LSC’s ongoing eviction project examining how varying state and local laws affect eviction outcomes issued a research brief in April on the importance of pro bono representation in eviction proceedings.
The Eviction Project, begun at the behest of Congress, will complete its work in the coming year, as will another LSC housing insecurity initiative, the Housing Task Force, supported by the Wachtell Lipton law firm.
In addition to LSC’s annual, game-changing grants—the Technology Initiative Grants and Pro Bono Innovation Fund grants—this year LSC awarded $38 million to grantees in regions impacted by natural disasters.
These grants are supporting the delivery of legal services to low-income Americans in need of assistance due to the consequences of hurricanes, wildfires, earthquakes, floods and severe storms that occurred in 2020 and 2021.
These and the many other services you provide are vital, as Attorney General Garland observed in his powerful remarks at the Justice Department reception during our Executive Directors Conference.
“The legitimacy of the law depends on equal justice, but equal justice depends on equal access to justice. And equal access, in turn, depends on the thousands of professionals who do the difficult and demanding work of providing legal services to those in need.”
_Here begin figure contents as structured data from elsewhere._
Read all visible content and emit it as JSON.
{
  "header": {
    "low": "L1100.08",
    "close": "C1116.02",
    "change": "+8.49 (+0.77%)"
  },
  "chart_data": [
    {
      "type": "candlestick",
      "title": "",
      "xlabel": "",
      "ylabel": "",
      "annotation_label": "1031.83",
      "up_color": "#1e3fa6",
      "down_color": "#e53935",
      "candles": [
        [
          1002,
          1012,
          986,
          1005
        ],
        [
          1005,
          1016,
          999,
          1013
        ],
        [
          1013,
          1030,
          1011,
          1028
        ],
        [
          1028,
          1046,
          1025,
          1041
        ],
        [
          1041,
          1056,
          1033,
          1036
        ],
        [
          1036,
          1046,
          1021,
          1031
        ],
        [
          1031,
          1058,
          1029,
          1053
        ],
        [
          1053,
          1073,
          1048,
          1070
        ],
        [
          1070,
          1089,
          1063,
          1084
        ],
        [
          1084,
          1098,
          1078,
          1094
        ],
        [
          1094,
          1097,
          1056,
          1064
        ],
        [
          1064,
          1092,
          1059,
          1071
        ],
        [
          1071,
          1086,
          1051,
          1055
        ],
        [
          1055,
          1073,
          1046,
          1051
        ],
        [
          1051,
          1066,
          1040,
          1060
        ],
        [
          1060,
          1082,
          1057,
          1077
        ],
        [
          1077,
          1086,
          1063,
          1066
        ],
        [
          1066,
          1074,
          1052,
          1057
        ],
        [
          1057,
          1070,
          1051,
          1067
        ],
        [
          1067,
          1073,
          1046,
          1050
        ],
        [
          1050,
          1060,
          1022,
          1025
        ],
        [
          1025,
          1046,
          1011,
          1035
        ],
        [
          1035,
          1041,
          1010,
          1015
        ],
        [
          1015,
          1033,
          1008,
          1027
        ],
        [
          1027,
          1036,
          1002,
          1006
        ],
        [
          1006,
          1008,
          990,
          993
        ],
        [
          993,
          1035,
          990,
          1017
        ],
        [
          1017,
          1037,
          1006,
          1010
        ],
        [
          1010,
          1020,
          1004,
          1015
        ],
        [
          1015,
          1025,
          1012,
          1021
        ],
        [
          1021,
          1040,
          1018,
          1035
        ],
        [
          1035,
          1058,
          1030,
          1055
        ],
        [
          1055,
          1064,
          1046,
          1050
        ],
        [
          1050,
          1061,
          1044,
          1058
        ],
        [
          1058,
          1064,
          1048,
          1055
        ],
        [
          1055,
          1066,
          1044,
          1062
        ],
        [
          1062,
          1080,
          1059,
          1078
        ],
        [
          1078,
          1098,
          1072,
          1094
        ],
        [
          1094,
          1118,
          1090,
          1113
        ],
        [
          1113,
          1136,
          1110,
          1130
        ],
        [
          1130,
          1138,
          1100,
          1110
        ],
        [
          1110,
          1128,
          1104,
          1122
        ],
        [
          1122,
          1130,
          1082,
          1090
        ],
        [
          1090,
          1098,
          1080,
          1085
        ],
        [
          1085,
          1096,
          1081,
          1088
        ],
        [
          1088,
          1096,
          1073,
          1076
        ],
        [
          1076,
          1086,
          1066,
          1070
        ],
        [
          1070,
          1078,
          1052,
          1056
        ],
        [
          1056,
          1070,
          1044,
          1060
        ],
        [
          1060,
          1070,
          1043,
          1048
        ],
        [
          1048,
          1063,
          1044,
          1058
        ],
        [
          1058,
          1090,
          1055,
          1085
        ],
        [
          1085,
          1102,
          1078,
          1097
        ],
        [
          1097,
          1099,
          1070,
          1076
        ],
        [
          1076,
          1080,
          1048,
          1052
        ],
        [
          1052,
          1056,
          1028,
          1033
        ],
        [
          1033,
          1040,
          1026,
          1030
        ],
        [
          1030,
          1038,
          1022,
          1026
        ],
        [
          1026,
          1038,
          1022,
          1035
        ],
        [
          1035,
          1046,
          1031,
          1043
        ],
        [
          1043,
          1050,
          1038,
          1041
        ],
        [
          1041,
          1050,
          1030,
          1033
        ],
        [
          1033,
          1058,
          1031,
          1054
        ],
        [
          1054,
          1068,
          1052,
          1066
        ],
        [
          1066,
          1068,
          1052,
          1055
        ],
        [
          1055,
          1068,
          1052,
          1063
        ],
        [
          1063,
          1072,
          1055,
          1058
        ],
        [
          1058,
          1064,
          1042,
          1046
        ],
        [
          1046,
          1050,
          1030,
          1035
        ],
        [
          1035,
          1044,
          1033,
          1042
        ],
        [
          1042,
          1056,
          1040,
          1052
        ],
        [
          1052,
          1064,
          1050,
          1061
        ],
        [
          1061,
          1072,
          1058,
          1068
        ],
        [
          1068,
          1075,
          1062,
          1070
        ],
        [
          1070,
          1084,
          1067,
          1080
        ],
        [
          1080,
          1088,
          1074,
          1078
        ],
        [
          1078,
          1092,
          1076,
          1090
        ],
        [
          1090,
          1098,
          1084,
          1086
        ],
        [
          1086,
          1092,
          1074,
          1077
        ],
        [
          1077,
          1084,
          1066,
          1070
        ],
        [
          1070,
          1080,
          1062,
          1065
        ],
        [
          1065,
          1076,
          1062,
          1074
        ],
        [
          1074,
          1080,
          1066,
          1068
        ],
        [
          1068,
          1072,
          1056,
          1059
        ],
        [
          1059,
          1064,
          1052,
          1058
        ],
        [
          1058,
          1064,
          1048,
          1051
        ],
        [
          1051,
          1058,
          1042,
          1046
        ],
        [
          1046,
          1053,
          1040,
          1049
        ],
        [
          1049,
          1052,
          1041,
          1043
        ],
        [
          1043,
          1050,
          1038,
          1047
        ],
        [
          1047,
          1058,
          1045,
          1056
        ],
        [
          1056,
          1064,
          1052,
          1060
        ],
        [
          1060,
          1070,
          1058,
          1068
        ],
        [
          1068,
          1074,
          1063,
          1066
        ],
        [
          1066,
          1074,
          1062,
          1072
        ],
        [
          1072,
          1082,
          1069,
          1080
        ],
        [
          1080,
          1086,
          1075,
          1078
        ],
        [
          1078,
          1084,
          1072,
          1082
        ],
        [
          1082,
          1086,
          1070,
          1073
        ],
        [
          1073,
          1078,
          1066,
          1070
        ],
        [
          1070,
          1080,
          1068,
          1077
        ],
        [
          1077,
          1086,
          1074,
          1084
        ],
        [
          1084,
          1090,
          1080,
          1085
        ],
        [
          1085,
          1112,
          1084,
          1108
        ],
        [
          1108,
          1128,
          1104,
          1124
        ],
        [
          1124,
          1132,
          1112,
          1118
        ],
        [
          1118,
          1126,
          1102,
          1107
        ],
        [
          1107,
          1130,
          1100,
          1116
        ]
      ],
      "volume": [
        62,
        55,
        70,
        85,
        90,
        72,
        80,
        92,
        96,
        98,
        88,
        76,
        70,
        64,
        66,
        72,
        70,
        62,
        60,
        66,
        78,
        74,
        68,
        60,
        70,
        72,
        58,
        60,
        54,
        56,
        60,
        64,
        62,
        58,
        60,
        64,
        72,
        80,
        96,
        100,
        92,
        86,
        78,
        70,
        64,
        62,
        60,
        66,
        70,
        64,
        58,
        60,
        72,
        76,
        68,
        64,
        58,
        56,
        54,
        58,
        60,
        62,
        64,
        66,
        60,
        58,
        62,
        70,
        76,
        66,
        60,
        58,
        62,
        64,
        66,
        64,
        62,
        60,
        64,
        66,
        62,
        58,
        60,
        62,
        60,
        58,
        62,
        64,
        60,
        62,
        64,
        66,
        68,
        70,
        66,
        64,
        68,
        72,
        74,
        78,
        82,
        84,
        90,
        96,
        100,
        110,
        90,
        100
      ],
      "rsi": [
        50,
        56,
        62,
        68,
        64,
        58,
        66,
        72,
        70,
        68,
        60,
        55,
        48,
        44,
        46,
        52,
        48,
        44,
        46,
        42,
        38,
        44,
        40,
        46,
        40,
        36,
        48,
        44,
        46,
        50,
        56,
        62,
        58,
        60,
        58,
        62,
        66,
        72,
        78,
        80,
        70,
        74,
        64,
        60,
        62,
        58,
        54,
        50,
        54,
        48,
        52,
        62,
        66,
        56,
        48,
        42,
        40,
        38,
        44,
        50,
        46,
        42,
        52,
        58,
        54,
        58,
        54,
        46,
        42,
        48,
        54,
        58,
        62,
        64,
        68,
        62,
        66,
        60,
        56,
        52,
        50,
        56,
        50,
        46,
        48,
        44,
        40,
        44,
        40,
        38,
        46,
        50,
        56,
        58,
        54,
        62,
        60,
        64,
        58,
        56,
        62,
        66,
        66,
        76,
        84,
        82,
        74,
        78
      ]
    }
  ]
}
LSC has always been committed to being the best possible partner to you in these efforts. That commitment is taking on increased urgency now as we are on the doorstep of LSC’s 50th anniversary when we will focus even more attention and resources to our shared mission of expanding access to justice to all Americans.
We intend to make this landmark anniversary and the months leading up to it more than an occasion for commemoration but also a call for renewal and determination as we continue to work with you to fulfill the mandate of the Legal Services Corporation Act to “provide equal access to the system of justice” and “provide high quality legal assistance to those who would be otherwise unable to afford adequate legal counsel.”